The visit is structured to maximize practical impact. Rather than limiting activities to diplomatic exchanges, both Zambia and Vietnam designed the program around substantive interaction with policymakers, technical experts, producers, regulators, researchers, processors, and provincial authorities. This approach recognizes that agricultural transformation is most effective when diplomacy is linked to institutions, policy is connected to production systems, and international engagement translates into domestic capacity, jobs, and prosperity. The delegation is scheduled to attend high-level meetings with Cabinet members and senior officials, followed by engagements with the Presidential Delivery Unit, Public-Private Dialogue Forum, and key ministries and agencies, including NISIR, the Zambia Bureau of Standards, the Zambia Development Agency, and the Industrial Development Corporation.

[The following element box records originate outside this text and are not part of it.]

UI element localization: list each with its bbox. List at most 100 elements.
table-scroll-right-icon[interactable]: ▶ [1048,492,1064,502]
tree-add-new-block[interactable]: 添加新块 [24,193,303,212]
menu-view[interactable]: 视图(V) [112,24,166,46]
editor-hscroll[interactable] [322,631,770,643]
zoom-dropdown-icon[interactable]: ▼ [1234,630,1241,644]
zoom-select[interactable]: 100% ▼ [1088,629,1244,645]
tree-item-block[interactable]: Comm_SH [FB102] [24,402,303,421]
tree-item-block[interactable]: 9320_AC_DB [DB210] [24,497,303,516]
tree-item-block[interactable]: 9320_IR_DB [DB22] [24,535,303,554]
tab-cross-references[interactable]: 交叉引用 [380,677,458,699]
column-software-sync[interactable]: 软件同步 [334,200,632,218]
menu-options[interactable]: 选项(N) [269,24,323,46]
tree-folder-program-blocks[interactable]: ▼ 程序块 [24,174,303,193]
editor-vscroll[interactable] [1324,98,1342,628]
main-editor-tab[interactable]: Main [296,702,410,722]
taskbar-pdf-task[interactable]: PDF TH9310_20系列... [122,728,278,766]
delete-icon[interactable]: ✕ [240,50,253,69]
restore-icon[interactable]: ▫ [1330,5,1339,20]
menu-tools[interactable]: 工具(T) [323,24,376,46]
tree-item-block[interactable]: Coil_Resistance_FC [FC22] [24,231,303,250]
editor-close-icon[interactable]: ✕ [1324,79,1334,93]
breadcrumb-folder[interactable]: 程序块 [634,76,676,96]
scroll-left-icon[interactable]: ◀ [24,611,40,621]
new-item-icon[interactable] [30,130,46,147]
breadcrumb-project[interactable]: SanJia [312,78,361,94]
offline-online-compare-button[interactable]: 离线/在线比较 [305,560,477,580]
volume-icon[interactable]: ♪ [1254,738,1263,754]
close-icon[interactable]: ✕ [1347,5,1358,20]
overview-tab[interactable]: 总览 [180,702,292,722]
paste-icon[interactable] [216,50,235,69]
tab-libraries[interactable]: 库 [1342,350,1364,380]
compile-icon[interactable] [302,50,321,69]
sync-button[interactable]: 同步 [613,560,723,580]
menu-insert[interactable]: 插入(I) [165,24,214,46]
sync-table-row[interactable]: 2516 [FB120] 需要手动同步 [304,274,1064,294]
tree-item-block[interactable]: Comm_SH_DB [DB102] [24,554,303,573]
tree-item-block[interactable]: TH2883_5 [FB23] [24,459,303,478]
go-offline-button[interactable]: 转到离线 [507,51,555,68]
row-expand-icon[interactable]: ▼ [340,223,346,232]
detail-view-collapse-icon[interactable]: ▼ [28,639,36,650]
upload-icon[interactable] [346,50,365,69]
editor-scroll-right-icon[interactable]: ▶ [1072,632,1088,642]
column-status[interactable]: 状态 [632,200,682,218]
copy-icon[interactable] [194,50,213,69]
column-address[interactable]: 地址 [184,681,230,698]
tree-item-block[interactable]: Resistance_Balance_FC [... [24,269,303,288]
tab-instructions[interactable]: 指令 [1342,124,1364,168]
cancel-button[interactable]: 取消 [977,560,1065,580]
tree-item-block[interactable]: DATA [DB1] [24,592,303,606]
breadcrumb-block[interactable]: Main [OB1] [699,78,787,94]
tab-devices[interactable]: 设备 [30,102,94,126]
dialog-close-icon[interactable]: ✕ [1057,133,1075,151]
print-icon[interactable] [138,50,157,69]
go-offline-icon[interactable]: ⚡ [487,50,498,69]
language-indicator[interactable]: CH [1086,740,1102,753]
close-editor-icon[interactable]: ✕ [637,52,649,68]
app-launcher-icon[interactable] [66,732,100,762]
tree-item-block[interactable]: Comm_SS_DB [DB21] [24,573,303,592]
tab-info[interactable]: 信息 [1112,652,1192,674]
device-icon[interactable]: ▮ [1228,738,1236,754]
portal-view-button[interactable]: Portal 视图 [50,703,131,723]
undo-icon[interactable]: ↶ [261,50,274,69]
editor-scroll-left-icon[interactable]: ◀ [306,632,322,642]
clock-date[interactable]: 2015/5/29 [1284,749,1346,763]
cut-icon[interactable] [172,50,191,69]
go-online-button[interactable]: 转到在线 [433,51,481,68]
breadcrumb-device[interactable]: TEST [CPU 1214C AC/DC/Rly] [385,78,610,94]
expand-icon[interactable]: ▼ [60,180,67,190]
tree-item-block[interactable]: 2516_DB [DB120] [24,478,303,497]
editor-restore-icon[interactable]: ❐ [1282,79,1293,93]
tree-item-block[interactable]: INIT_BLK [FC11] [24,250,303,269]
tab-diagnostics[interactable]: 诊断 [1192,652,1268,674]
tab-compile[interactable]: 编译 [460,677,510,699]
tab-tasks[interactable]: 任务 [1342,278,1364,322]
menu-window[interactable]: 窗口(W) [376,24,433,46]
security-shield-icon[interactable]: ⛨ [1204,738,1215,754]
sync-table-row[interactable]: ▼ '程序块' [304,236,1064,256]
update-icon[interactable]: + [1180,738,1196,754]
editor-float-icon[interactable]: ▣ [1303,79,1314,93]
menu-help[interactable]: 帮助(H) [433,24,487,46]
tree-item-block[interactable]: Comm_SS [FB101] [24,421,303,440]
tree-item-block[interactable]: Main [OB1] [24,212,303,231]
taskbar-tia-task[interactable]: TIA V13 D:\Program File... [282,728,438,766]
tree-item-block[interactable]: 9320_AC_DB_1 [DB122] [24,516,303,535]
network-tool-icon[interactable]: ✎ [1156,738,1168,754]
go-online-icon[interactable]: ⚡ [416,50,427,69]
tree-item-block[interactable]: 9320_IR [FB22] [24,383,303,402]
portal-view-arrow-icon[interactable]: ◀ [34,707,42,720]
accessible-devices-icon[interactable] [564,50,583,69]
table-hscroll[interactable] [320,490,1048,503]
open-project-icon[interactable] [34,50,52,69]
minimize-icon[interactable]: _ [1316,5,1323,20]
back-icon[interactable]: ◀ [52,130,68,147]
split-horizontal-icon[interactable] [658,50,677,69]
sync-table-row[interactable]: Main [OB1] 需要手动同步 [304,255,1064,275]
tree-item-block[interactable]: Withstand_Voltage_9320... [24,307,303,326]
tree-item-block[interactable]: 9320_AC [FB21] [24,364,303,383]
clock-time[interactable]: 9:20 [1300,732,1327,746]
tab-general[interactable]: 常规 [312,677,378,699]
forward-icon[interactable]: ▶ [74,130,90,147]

Technical engagements focus on critical value chains such as coffee and rice. Meetings include the Coffee Growers Association, the Coffee Board, Zambia Agriculture Research Institute, Seed Control and Certification Institute, and Phytosanitary and Quarantine Services. Discussions cover Zambia’s rice sector, seed systems, phytosanitary regulations, and field visits to research sites. Additional meetings with the Zambia Seed Traders Association and the Zambia National Farmers Union integrate research, regulation, production, and commercialization into one framework. These interactions aim to ensure that agriculture becomes more productive, competitive, and export-ready while strengthening local capacities and market opportunities.
The visit extends beyond Lusaka to Mongu, Mansa, and Kasama, engaging provincial administrations, farmers, processors, millers, research institutions, and coffee sector actors. These visits root bilateral cooperation in the practical realities of production, logistics, processing, and local opportunities. They signal that agricultural progress must be experienced where people farm, process, trade, and invest, not only where policy is debated. The mission concludes with debriefing sessions involving the Ministers of Finance and Agriculture to agree on next steps, reinforcing continuity, clarity, and implementation.
For Zambia, this engagement comes at a pivotal point in its development trajectory. Agriculture is central to building a more productive, resilient, and inclusive economy. It connects rural livelihoods to industrial growth, strengthens food security, supports macroeconomic stability, and provides a pathway to broad-based prosperity. Partnerships that strengthen research, seed systems, irrigation, processing, market access, and value addition are strategic and essential. The Vietnam-Zambia engagement represents practical investment in learning, adaptation, and institution-building. It demonstrates a commitment to substantive, technically informed partnerships that align with national priorities and help convert productive potential into measurable development outcomes.